Safar-e-bay III - the Search for Schlock

My journey today starts with a problem. Since compiling this trawl through the undergrowth the first item has gone. It was rather… um… controversial. It was a Dalek which the seller priced at nearly two thousand pounds (starting price, natch) and claimed was genuine. To prove this he added that it was signed by Jon Pertwee. Now, there are people who know a Dalek from a shit Dalek copy and they asked a few questions. The seller, remembering at all times that the customer is always right, hurled abuse at each and every one of them who dared to suggest that it wasn’t authentic. This is the closest match I could find online. The site hosting this image claims it is from the Ultimate Adventure stage play but David Brunt – an expert in such things – said about the ebay one “That's certainly not an "Ultimate Adventure" Dalek.” The seller also felt the need to mention to those criticising his listing that he had a house and a girlfriend. Classy guy.

Though he seemed to have nothing but scorn for Doctor Who and its fans – begging the question of how he obtained a full size Dalek – he bought this wardrobe. I bet he spent hours climbing into it and wishing it would disappear. As did we after reading his abusive, and frankly insane, tirades. We got our wish as he’s no longer registered with eBay.

The man selling this Tard… wardrobe doesn’t just do furniture. Oh ho ho no. Synergy is the buzzword of Y2KV and what better way to cross sell to your core demographic than by offering BOTH storage for clothes AND stuffed rodents?

The buyer of this delightful squirrel also bought several other items of interest to the taxidermy enthusiast. I bet his house is stuffed full... I can't go on with such a poor quality remark. Instead I'll leave the sawdust based preservation of wild creatures and delve a little deeper into his purchase history. It appears that he not only likes to bring the out doors inside, he is obviously a bit of a wilds dweller himself if these matches are anything to go by. Not for him the comfort of safety matches - these babies sell themselves on their ruggedness. As the seller says, "You can even strike 'em on the back of your pants!" Although he adds the disclaimer "They will 'strike anywhere' there is a slightly rough surface." So it depends on the type of trouser you are wearing. Don't waste your time rubbing them on your silk boxer shorts.

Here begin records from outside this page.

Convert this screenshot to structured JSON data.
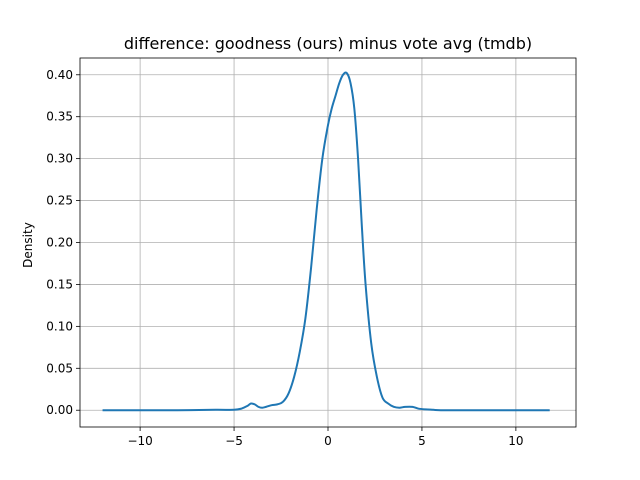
{
  "chart_data": {
    "type": "line",
    "title": "difference: goodness (ours) minus vote avg (tmdb)",
    "xlabel": "",
    "ylabel": "Density",
    "xlim": [
      -13.2,
      13.2
    ],
    "ylim": [
      -0.02,
      0.42
    ],
    "xticks": [
      -10,
      -5,
      0,
      5,
      10
    ],
    "xtick_labels": [
      "−10",
      "−5",
      "0",
      "5",
      "10"
    ],
    "yticks": [
      0.0,
      0.05,
      0.1,
      0.15,
      0.2,
      0.25,
      0.3,
      0.35,
      0.4
    ],
    "ytick_labels": [
      "0.00",
      "0.05",
      "0.10",
      "0.15",
      "0.20",
      "0.25",
      "0.30",
      "0.35",
      "0.40"
    ],
    "grid": true,
    "line_color": "#1f77b4",
    "series": [
      {
        "x": [
          -12.0,
          -10.0,
          -8.0,
          -6.0,
          -5.0,
          -4.6,
          -4.3,
          -4.1,
          -3.9,
          -3.7,
          -3.5,
          -3.3,
          -3.0,
          -2.7,
          -2.4,
          -2.1,
          -1.8,
          -1.5,
          -1.2,
          -0.9,
          -0.6,
          -0.3,
          0.0,
          0.2,
          0.4,
          0.6,
          0.8,
          1.0,
          1.2,
          1.4,
          1.6,
          1.8,
          2.0,
          2.3,
          2.6,
          2.9,
          3.2,
          3.5,
          3.8,
          4.1,
          4.5,
          4.8,
          5.2,
          5.6,
          6.0,
          7.0,
          8.0,
          10.0,
          11.8
        ],
        "y": [
          0.0,
          0.0,
          0.0,
          0.0005,
          0.0005,
          0.002,
          0.005,
          0.008,
          0.007,
          0.004,
          0.003,
          0.004,
          0.006,
          0.007,
          0.01,
          0.02,
          0.04,
          0.07,
          0.11,
          0.17,
          0.24,
          0.3,
          0.34,
          0.36,
          0.375,
          0.39,
          0.4,
          0.402,
          0.39,
          0.36,
          0.3,
          0.22,
          0.15,
          0.08,
          0.04,
          0.015,
          0.008,
          0.004,
          0.003,
          0.004,
          0.004,
          0.002,
          0.001,
          0.0005,
          0.0,
          0.0,
          0.0,
          0.0,
          0.0
        ]
      }
    ]
  }
}
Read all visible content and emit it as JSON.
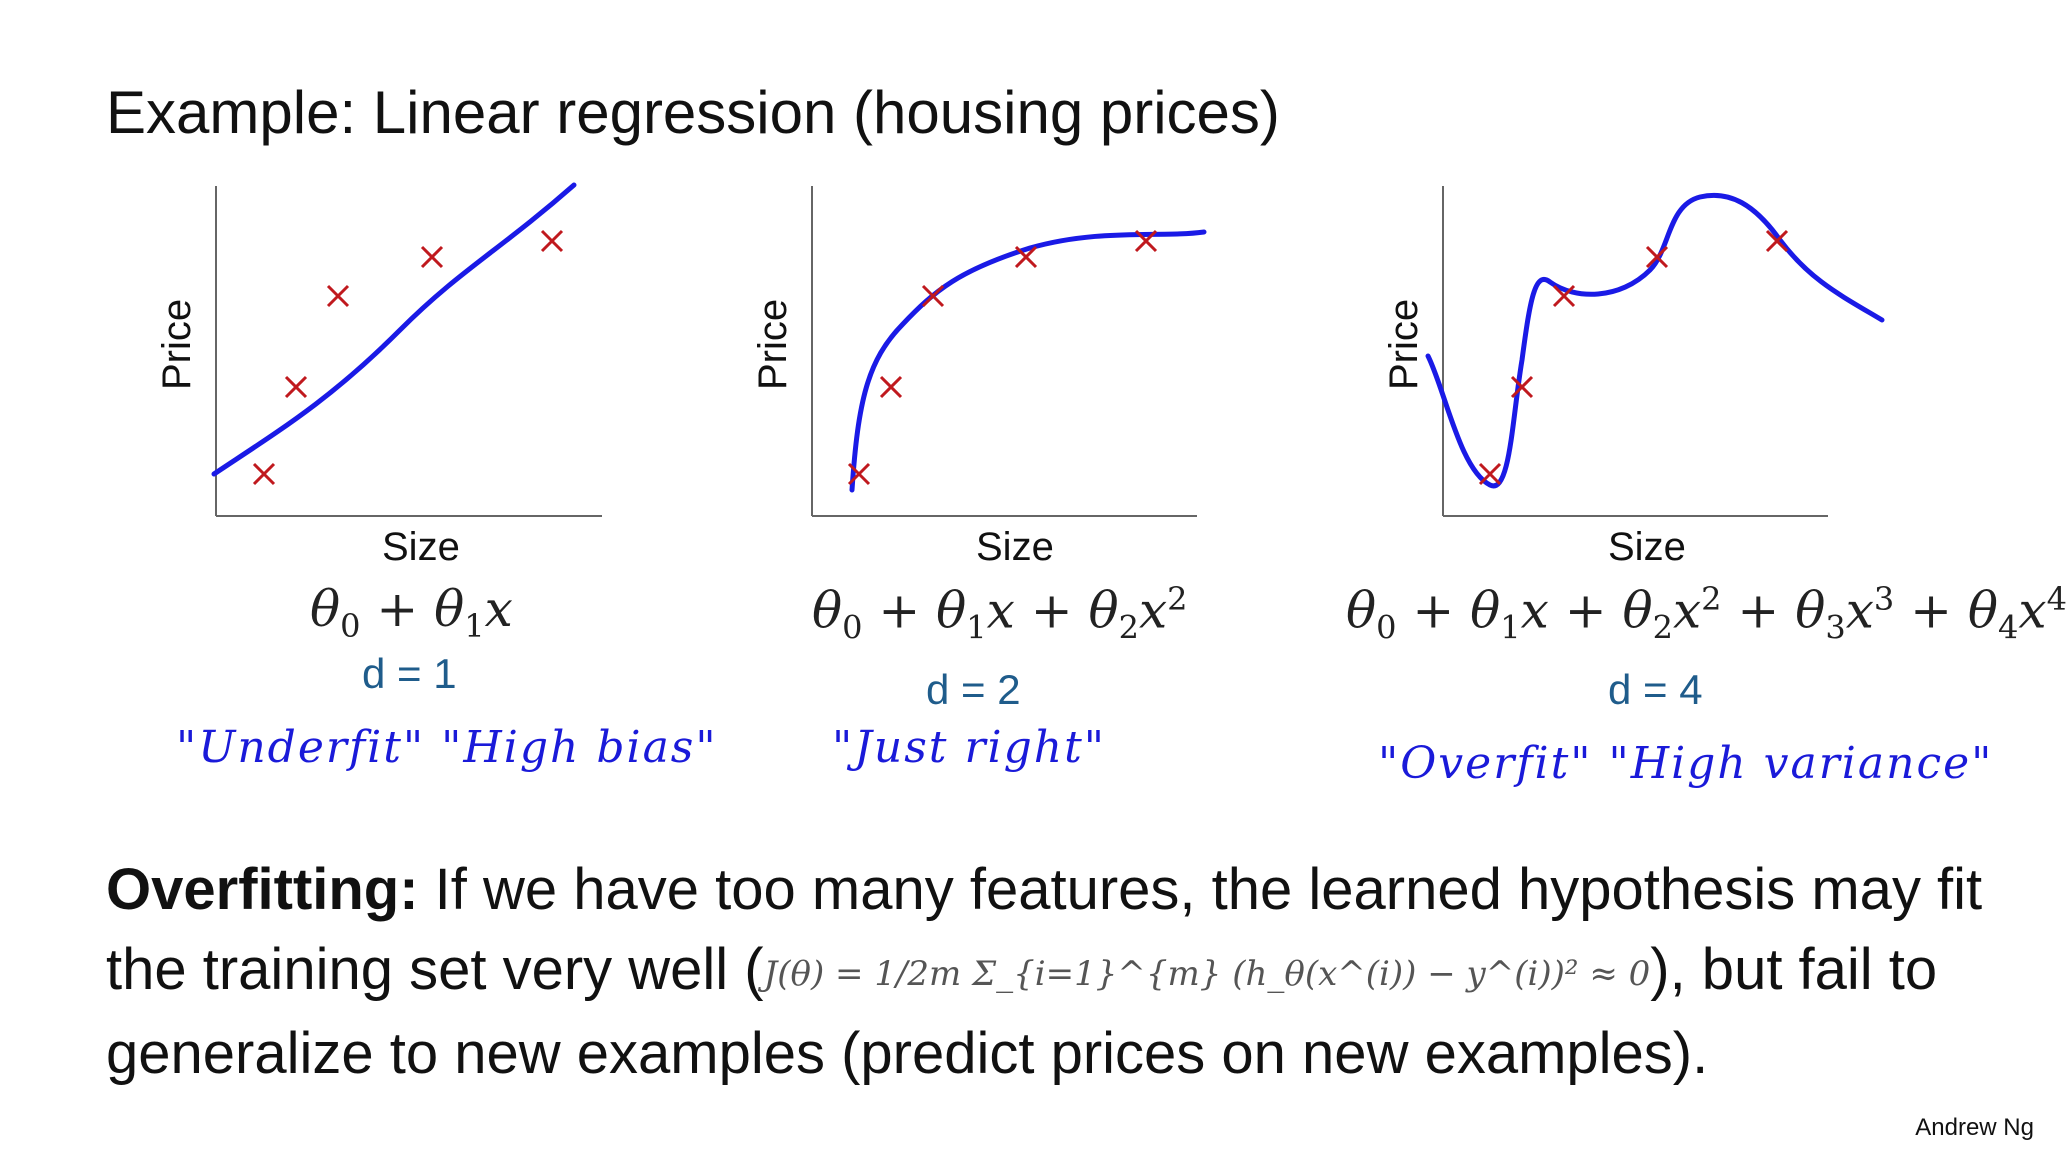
{
  "slide_title": "Example: Linear regression (housing prices)",
  "plots": [
    {
      "ylabel": "Price",
      "xlabel": "Size",
      "formula_html": "θ<sub>0</sub> + θ<sub>1</sub>x",
      "degree": "d = 1",
      "note": "\"Underfit\"    \"High bias\""
    },
    {
      "ylabel": "Price",
      "xlabel": "Size",
      "formula_html": "θ<sub>0</sub> + θ<sub>1</sub>x + θ<sub>2</sub>x<sup>2</sup>",
      "degree": "d = 2",
      "note": "\"Just right\""
    },
    {
      "ylabel": "Price",
      "xlabel": "Size",
      "formula_html": "θ<sub>0</sub> + θ<sub>1</sub>x + θ<sub>2</sub>x<sup>2</sup> + θ<sub>3</sub>x<sup>3</sup> + θ<sub>4</sub>x<sup>4</sup>",
      "degree": "d = 4",
      "note": "\"Overfit\"    \"High variance\""
    }
  ],
  "paragraph": {
    "bold_lead": "Overfitting:",
    "text_1": " If we have too many features, the learned hypothesis may fit the training set very well (",
    "cost_function": "J(θ) = 1/2m Σ_{i=1}^{m} (h_θ(x^(i)) − y^(i))² ≈ 0",
    "text_2": "), but fail to generalize to new examples (predict prices on new examples)."
  },
  "credit": "Andrew Ng",
  "colors": {
    "curve": "#1a1ae6",
    "points": "#c0191e",
    "degree_label": "#1f5c8b",
    "handwriting": "#1a1ad9"
  }
}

The match seller is a single minded sort of guy. His buying history reveals page after damn page of lighters and torches. Perhaps he has a morbid fear of the dark, maybe he's just a keen amateur arsonist. Who knows. Of the many lighters in his collection, this seems to be the most inappropriate.

It is described as "Space Shuttle Memorial Zippo Lighter" and there can surely be no better way of paying tribute to those astronauts who died in a horrific fireball than a commemorative lighter.

Moving on to more jolly items, the lighter seller offered this delightful item for sale. For a mere $46.51 someone purchased probably the first Safar-e-bay item which I myself would like to own. It's not just a Swiss army knife - it's a Swiss army knife, fork AND spoon.

It's a thing of beauty and no mistake.

It was bought by a knife enthusiast with a softer side if we are to judge from this work of canine art. I’ve read the spec and I still don’t know what it is meant to be. The seller's spiel says "Employing a clever blend of composition and caricature, the sculptures capture the unique personality of each breed." Whatever.

At least I know what this is – from the dog seller – it’s a shoe.

Just the one shoe. Would suit unidexter. Actually, it's part of a range of collectable shoes described as "a miniature collectible made from cold cast porcelain". You will be amazed to learn that they are very popular in America. And, no doubt, certain parts of Leeds.

And finally, having started out with the Dalek – a military machine which perhaps doesn’t look suited to the battlefield – we move to our final item. The lone-shoe seller also sold someone a “MILITARY Macaw Parrot Collector Plate” - their capitalization not mine.

Is a military macaw one which, upon capture by the enemy, will only reveal its name, rank, serial number and the identity of who it considers to be a pretty boy?

On that note I'll log off from eBay and let you live your lives.